In a large bowl, stir or whisk together the flour, baking powder, baking soda, and salt.

In another bowl, stir or whisk together the eggs, oil, yogurt, and vanilla extract. Stir in the sugar. Add the wet ingredients to the dry flour mixture. Stir to combine. Scrape the batter into the prepared pan and smooth the top with the back of a spoon or offset spatula.

Bake in preheated oven for about 45 to 50 minutes or until a toothpick inserted into the center of the cake comes out clean. Remove from oven and place on a wire rack to cool for about 15 minutes before removing from pan. The cake can be covered and stored in the refrigerator for about five days or it can be frozen for about one month. Defrost in the refrigerator overnight.
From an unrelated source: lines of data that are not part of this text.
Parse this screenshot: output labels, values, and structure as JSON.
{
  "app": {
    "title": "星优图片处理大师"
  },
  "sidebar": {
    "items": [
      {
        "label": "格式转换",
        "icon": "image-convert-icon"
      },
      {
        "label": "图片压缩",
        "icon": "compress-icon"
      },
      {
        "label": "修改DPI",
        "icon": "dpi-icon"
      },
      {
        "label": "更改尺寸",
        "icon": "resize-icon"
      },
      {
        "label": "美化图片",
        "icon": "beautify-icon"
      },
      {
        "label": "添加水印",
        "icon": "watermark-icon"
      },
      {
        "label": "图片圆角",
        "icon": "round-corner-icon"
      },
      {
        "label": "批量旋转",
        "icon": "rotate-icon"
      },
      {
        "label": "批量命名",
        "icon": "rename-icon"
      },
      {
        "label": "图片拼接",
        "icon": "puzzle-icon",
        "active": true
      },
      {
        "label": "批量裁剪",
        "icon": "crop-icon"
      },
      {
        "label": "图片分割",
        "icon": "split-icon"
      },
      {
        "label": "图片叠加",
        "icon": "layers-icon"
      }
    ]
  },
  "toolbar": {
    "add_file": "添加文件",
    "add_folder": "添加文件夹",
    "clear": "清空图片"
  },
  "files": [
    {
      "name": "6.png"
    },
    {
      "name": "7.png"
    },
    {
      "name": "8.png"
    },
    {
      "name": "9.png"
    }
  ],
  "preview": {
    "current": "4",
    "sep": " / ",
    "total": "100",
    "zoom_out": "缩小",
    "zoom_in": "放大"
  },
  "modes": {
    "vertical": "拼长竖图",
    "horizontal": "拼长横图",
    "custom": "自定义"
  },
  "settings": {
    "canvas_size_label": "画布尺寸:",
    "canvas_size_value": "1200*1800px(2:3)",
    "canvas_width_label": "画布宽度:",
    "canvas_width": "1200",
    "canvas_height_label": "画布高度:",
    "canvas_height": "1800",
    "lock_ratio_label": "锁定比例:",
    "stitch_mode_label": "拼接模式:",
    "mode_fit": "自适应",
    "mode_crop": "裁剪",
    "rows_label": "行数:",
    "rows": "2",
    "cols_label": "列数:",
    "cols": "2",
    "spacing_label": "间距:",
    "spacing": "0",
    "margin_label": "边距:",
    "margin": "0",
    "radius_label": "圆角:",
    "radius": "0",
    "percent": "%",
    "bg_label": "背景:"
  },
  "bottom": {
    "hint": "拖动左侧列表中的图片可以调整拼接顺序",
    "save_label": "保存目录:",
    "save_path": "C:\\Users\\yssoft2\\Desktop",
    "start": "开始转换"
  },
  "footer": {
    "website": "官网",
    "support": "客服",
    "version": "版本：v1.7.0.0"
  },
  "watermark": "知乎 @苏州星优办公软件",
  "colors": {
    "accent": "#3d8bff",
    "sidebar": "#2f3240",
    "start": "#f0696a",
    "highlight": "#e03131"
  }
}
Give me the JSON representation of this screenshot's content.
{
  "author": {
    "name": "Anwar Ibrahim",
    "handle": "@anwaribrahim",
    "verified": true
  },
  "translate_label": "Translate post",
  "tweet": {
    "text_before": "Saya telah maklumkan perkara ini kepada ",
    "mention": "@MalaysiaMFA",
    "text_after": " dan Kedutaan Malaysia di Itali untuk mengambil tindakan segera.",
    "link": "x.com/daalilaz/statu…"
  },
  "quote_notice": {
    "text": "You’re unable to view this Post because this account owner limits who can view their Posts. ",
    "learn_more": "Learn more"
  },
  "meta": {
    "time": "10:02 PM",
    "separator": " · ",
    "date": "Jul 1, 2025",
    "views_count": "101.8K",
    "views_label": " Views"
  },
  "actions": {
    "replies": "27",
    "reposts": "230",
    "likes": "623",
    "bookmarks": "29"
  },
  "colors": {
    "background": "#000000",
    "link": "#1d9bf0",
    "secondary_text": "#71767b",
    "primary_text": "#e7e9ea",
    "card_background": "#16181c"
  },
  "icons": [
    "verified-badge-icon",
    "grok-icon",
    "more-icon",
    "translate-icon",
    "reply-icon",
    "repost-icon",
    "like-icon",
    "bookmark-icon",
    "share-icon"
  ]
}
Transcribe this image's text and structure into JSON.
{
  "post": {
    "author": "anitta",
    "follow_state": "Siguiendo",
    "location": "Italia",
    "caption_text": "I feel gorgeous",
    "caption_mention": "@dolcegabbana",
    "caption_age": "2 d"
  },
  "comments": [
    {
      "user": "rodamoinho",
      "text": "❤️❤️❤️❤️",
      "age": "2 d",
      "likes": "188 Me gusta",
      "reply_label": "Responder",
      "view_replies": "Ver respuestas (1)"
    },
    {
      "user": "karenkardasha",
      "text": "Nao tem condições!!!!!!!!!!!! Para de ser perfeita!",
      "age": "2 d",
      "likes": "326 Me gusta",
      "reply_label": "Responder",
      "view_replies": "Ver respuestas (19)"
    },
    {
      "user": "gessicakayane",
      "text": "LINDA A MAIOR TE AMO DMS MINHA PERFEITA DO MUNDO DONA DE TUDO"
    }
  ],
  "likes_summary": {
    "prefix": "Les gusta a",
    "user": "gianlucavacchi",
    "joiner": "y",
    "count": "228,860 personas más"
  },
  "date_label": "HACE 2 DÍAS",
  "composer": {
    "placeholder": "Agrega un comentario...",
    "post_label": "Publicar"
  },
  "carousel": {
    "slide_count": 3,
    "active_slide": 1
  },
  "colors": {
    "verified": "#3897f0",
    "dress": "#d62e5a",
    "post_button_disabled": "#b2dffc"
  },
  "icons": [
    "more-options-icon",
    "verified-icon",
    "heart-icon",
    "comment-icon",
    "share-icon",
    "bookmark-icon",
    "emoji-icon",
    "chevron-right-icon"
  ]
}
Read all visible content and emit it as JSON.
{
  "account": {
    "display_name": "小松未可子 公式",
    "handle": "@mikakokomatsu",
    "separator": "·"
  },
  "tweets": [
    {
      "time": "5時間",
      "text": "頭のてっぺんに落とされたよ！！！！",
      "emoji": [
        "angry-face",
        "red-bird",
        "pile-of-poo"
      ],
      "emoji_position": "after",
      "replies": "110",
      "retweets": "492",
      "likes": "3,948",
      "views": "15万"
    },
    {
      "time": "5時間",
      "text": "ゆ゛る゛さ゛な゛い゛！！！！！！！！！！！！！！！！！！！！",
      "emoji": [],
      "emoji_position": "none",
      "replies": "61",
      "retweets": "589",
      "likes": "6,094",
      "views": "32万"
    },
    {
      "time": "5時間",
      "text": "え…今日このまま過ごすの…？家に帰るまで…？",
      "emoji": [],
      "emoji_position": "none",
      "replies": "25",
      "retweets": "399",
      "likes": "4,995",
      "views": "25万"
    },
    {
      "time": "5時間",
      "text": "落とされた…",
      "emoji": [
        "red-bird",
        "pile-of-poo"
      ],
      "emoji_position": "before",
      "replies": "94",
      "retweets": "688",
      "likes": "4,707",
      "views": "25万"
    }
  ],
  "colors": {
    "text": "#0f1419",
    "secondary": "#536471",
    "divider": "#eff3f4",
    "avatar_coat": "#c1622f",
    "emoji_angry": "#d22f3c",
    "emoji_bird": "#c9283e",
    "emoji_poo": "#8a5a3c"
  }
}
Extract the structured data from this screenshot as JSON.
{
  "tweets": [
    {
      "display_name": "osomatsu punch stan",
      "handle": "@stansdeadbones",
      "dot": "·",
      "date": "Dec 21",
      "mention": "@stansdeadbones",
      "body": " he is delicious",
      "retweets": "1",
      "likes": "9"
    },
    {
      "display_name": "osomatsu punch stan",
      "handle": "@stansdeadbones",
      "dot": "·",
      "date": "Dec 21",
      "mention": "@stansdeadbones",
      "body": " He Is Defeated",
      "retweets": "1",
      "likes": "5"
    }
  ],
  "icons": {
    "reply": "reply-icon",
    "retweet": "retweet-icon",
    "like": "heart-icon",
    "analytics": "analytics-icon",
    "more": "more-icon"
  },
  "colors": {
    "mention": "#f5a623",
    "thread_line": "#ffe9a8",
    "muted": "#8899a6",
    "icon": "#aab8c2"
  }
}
You can serve this cake plain, buttered, or with a dollop of whipped cream, ice cream, or lightly sweetened yogurt.

Makes one loaf cake.


This Yogurt Pound Cake has a wonderfully dense, yet soft and moist texture, with a sweet vanilla flavor. While not technically a pound cake as it doesn't contain butter, how it looks, its texture and its flavor, reminds me of one. And no one will ever guess how easy it is to make.

Yogurt makes this cake nice and moist. I normally use whole milk plain yogurt (Greek style) as I like its rich and tangy flavor. However, you can use a lower fat yogurt, but I would drain it first to remove any excess water.

This cake contains a flavorless oil instead of butter. You can use vegetable, corn, safflower, canola, or a light olive oil. The oil, along with the yogurt, gives the cake its moist texture, plus it will keep the cake from becoming too firm (unlike butter) when stored in the refrigerator.

While this cake is excellent plain, you can serve it with fresh fruit and softly whipped cream or ice cream. Another idea is to pour a Lemon Glaze over the cake once it has cooled. To make a lemon glaze, place one cup (120 grams) of confectioners sugar (powdered or icing sugar) in a small bowl. Add between 2 to 4 tablespoons freshly squeezed lemon juice and stir until you have a thick and smooth glaze. Pour the glaze over the top of the cooled cake, allowing it to drip down the sides. Let the glaze dry before covering and storing.